FHA also will roll out a new product on Jan 1st. Essentially, it will allow those who have been late on their mortgage AFTER it adjusted, but were on time BEFORE it adjusted. But still you will have to qualify everything else just like normal with an FHA loan (i.e. DTI, credit, income).

I don’t believe that it is fair that homeowners who failed to run the numbers should be bailed out. I don’t believe that lenders who failed to perform due diligence with their underwriting should be bailed out.

But this isn’t about that.

Regardless of who should be blamed for this whole mess, it has grown to an international problem with implications that need to be addressed. The Fed needs to keep cutting rates, congress and the White House need to exercise innovation and creativity to resolve this problem and keep our economy (and Europe’s economy and the Chinese economy and the Japanese economy the list goes on….) solvent.

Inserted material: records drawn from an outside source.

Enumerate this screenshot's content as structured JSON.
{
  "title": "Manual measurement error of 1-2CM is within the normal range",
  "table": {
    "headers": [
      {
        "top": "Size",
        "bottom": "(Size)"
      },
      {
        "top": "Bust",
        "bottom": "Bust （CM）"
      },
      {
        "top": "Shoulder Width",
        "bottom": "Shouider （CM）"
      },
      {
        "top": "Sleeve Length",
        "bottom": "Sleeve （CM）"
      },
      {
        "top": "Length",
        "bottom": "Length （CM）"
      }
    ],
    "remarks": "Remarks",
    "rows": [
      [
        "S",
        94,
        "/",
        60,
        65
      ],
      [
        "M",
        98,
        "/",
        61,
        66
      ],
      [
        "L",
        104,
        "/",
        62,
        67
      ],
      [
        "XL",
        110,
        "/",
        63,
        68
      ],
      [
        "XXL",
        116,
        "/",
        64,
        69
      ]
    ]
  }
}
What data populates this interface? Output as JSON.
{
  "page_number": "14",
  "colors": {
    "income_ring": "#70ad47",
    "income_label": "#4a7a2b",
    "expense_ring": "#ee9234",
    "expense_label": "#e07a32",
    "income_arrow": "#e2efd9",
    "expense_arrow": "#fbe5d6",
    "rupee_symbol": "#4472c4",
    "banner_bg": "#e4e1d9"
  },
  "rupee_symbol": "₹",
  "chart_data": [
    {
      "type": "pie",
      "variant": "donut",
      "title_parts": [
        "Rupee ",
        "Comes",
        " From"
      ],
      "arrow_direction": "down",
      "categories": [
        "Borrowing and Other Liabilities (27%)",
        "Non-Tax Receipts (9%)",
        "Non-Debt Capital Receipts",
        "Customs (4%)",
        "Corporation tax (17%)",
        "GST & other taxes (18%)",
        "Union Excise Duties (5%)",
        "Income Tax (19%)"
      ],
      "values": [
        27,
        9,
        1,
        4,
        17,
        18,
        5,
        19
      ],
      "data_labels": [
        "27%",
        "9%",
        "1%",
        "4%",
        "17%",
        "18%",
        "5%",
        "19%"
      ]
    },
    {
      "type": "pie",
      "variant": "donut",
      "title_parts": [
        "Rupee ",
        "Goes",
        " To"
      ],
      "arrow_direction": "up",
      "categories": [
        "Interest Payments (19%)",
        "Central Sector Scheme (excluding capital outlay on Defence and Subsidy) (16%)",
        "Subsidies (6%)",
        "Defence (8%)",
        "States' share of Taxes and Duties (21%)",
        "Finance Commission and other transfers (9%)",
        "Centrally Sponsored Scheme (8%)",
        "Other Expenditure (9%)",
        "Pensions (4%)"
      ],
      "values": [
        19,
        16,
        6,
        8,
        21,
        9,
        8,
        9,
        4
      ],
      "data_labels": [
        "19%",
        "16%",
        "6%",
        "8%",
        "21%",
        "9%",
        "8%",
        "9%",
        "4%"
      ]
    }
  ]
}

I am a capitalist and do not believe in government intervention. I don’t want to see Wall Street speculators get rewarded for putting together mortgage backed securities that they should have known were high risk. I don’t want to see honest people who waited and rented or who lived within their means feel like they did this for no reason. I don’t want to see mortgage brokers who lied about their client’s income rewarded. But I don’t want to see the entire globe fall into a financial crisis. I don’t want to see developed nations struggle with recession, stagflation or any number of other financial catastrophes because we failed to act. This is not a simple problem, and the people who are reaching for a simple solution are not considering the scope and complexity of the problem carefully enough. George Bush probably has about as much to do with the solution as the tooth fairy, but he’s the go to guy for people like Paulson and Bernanke, who recognize this for the fiasco that it is, and I’m sure are drawing parallel lines to previous stock market panics, including the junk bond panic in the 1980s, the panic of 1907, and the Great Depression itself.

In all honesty I think this plan may avert a SEVERE depression in this country.

Is it perfect? NO, but let me tell ya, to do NOTHING would be the same as watching someone drowning and saying, “Hey, they shouldn’t have gone in the water.” True statement? YES. Good policy? NO!

I usually agree with Property manager but not on this one. There are times when goverments HAVE to step in. Don’t forget Mike, it was that dope Alan Greenspan who came right out an said “People may benefit from the new adjustable rate mortgage products.” When the Chairman of the Federal Reserve is touting these mortgages it’s a little difficult to simply place ALL the blame on the people who got them.

I don’t have a lot of sympathy for someone with a lousy credit history and a track record of making late payments getting off the hook. That being said, I DO have sympathy for someone who HAS been making their payments but will see the home they are living in lost because their payment will go up by 50% on a home that has gone DOWN in value by 25% or more. Most of these people got into these loans because “THE EXPERTS” told them that the house would continue to appreciate and they could then refi into a traditional mortgage with that equity.

While this plan is not perfect, it will help. And remember this…BUSH has had as much to do with putting this together as he has with planning Hillary’s inaugeration. This is Hank Paulson’s plan all the way. Paulson is a VERY smart guy who took a gigantic pay cut to serve his country as Treasury Secertary. This plan was THE BEST he could negotiate between Wall St. and the Federal Goverment.

If nothing was done even you slum lords would have been TRUELY hurting. The theory that “they have to live somewhere” doesn’t fly in an economic meltdown. Remember Mike, YOU DON’T OWN YOUR HOMES, Your bank does. They crumble, and you go with them. On EVERYONE of your mortgages there is a clause which states that the lender can CALL that loan in at ANYTIME.

This may have averted a collapse not seen since our grandparents were children.

I read Bush’s plan and it had such a big list of criteria - I didn’t understand exactly who it would help? It seemed like the amount of people who fell into that small category would be small.

I’m a believer in the market working itself out

If everyone could re-write thier mortgage - why would banks continue to loan money?